São sete horas da noite dessa quarta-feira. A periferia de Bérgamo, no norte da Itália, é como qualquer periferia de cidade, desorganizada e sem beleza. E com a quantidade imensa de migrantes e clandestinos que fogem das guerras, da fome e das consequências do aquecimento global no mundo dos pobres começa, cada dia mais, a se parecer com a periferia de uma de nossas cidades brasileiras. Daqui se escuta o barulho dos carros e caminhões que passam a toda velocidade pela rodovia que liga Milão ao oeste e Veneza ao leste da bota que é o mapa da Itália. É difícil imaginar que, poucos quilômetros daqui, se ergue a colina onde está a Bérgamo alta, uma das cidades medievais mais belas do mundo. Aqui, na praça de uma paróquia de periferia, quatro padres ainda jovens (entre 40 e 50 anos) decidiram viver esse ano uma Quaresma diferente. Emanuel, Alessandro, Andréa e Gianluca são párocos em pequenas paróquias daqui onde os migrantes chegam e se amontoam como podem. Há anos, eles tentam trabalhar juntos e em uma linha comum. E colocaram os mais pobres e frágeis como centro de sua atenção pastoral. Desenvolveram um trabalho de mediação de conflitos nas escolas da região e acompanham famílias que pedem essa mediação e diálogo. Esse ano, na Quaresma, decidiram fazer um gesto diferente que mexesse um pouco com o povo mais tradicional de suas paróquias: armaram diante de uma das Igrejas (na praça) uma tenda de lona, puseram uma mesa com cadeiras e quatro colchões no chão de cimento da praça e estão os quatro acampados ali desde a quarta feira de cinzas.
A tenda de lona é bem melhor do que as barracas de plástico preto de nossos irmãos sem-terra no Brasil. Mas, aqui nesse inverno de cinco ou seis graus (e à noite, baixa a zero ou menos), eu seria incapaz de passar uma noite nessa tenda.
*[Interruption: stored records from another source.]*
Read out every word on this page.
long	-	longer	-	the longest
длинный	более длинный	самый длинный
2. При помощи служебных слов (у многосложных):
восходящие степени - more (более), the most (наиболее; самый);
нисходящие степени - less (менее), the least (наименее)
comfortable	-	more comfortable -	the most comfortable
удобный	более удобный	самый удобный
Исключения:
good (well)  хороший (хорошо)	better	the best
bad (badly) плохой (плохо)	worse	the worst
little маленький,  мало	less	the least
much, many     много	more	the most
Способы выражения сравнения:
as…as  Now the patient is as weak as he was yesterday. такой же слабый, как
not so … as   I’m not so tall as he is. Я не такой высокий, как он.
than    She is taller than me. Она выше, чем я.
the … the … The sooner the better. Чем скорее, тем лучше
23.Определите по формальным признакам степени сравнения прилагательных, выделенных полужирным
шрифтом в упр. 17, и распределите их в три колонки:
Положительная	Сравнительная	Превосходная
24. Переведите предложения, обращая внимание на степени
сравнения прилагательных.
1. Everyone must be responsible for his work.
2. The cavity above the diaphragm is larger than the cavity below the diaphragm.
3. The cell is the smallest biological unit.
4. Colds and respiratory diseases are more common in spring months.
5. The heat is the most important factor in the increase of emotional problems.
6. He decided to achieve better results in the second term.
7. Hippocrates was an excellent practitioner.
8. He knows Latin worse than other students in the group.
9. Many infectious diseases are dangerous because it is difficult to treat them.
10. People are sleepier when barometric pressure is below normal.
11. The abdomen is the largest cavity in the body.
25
Nem preciso perguntar. Eles fizeram isso para chamar a atenção dos italianos bem acomodados de suas paróquias para a realidade dos migrantes africanos e asiáticos que vivem assim ao lado das casas boas dos italianos, mas são invisíveis. Os europeus passam por eles como se não existissem. A não ser para a polícia de migração que os persegue ou os patrões que os buscam para trabalhar a noite inteira a carregar e descarregar os produtos do comércio ganhando quase nada (dez euros por noite de trabalho).
Dizem que uma vez, a FAO (Organização da ONU contra a fome) convidou a Madre Teresa de Calcutá para falar sobre a fome no auditório da FAO em Roma. Ela respondeu:- Irei com uma condição: todos vocês funcionários da FAO que me escutarão, antes da conferência devem ficar um dia sem comer. E aí conversaremos.
É claro que ela foi imediatamente desconvidada. Esse gesto dos padres de passar essa Quaresma nessa tenda é uma iniciativa da mesma linha profética. Convida as pessoas a se colocarem no lugar dos que sofrem.
Um companheiro padre perguntou: Até quando? Emanuel respondeu: Ao menos até a Páscoa. Depois veremos como prosseguir...
Passei essa tarde e começo de noite com eles na tenda. O nariz corre e sinto que devo me cobrir mais para continuar aqui. Tivemos uma longa conversa de duas horas. Um deles (Andréa) não está porque nesse momento está visitando famílias de migrantes e dando alguma assistência humana a pessoas doentes. Sinto-os contentes pelo gesto profético que tiveram a coragem de fazer. Mas, o jornal da diocese os critica abertamente em um artigo que farei questão de responder e contestar. O artigo da Cúria diz que o gesto é belo como intenção mas mostra um protagonismo pessoal não acompanhado pelas comunidades e que no fundo eles querem se mostrar. É pena que muitos homens que se dizem pastores da Igreja possam ser tão mesquinhos. E pelo fato de não terem coragem de fazer gestos ousados, condenem quem os faz. O artigo os critica por terem feito isso sem que as comunidades tivessem aprovado. Provavelmente esses padres da Cúria acham que Jesus fez primeiro uma votação entre os apóstolos e amigos para depois decidir comer com pecadores e gente de má vida ou perdoar a mulher adúltera que os religiosos da época queriam apedrejar. Graças a Deus, hoje, esses padres profetas não correm o risco de serem apedrejados, ao menos fisicamente. Fizemos juntos uma boa reflexão bíblica. Só pelo fato de vir aqui e poder apoiá-los nessa iniciativa, já sinto que vale a pena correr como corri, fazer uma viagem de mais de 24 horas, passar dos 30 graus do Recife aos seis ou cinco graus dessa região nesse fevereiro nebuloso da Itália e sim viver o cansaço de esperar pacientemente por tempos melhores para a Igreja e para o mundo.